According to the Ghanaian rapper, born Martin King Arthur, some Ghanaians have such names because their grandparents are British. “Yeah but some of us the English names are our surname because our grandparents came from England," Kinaata said.
Speaking on Radio Centra, the award-winning Ghanaian musician continued that "so there’s nothing we can do about it. It’s the name given to us by our forefathers which has spiritual connotations so it’s impossible to change it".
“We came to meet these English names but as time goes on we will give local Fante names to our children but obviously we need to add the surname which is King-Arthur. Most of my family members have stopped giving their children English names but as for the surname which is King-Arthur it would continue to exist,” he added on Kastle FM.

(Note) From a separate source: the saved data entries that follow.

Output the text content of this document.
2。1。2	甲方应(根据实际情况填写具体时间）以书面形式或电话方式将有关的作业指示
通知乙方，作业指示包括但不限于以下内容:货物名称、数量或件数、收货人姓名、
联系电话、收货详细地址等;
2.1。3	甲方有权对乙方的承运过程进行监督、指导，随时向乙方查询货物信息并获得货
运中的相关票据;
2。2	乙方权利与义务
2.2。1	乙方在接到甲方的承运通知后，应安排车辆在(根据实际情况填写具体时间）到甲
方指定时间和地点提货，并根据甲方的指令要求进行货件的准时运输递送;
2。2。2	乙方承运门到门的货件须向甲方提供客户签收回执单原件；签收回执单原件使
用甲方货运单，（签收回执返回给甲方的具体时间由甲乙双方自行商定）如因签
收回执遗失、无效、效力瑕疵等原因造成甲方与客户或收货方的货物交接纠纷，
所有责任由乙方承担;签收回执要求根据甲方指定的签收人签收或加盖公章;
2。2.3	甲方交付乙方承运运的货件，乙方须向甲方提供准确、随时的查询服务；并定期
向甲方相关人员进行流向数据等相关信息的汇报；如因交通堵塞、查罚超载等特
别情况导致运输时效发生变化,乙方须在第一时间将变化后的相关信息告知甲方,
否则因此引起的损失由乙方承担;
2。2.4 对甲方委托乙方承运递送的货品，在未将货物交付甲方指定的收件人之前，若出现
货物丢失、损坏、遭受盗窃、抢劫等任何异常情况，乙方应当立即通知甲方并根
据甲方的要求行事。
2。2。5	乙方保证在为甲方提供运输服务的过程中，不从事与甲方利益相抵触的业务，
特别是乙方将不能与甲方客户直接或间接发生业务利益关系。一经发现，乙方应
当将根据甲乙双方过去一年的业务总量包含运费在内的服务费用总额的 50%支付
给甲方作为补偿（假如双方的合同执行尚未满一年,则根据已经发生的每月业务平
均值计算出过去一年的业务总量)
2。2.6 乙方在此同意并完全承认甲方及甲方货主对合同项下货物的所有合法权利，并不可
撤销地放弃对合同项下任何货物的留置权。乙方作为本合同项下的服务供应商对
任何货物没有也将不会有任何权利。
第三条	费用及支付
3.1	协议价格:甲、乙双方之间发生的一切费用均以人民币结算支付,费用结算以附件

During an interview with Amansan Krakye, Kofi Kinaata emphasized that “so I would say that it’s a source of pride to bear a local indigenous name but some of us our grandparents were from England so our name will remain as such. It doesn’t mean that having an English name connotes having a slavery mentality.”
This comes after a few weeks ago when KKD whilst speaking on Zylofon FM about why he doesn't bear an English name quizzed “Are our names so evil?"
He continued that "are they so bad that because you want to go to church, somebody has to change your name? I don’t understand it. So I insisted on using Kwasi Kyei Darwkah to make a statement that the first name is not English, the middle name is not English and the last names certainly not English".
“Emancipate yourself from mental slavery. None but ourselves can free our minds. Think of your ancestors who were whipped on the back and forced to accept another man’s names. Why then in freedom do I still want to fall into that trap and call myself by another man’s name," he said.
“Whatever they do elsewhere, we can do same here but we don’t have to be like them because we are we and they are they,” he added while singing Bob Marley’s song, ‘Redemption Song’.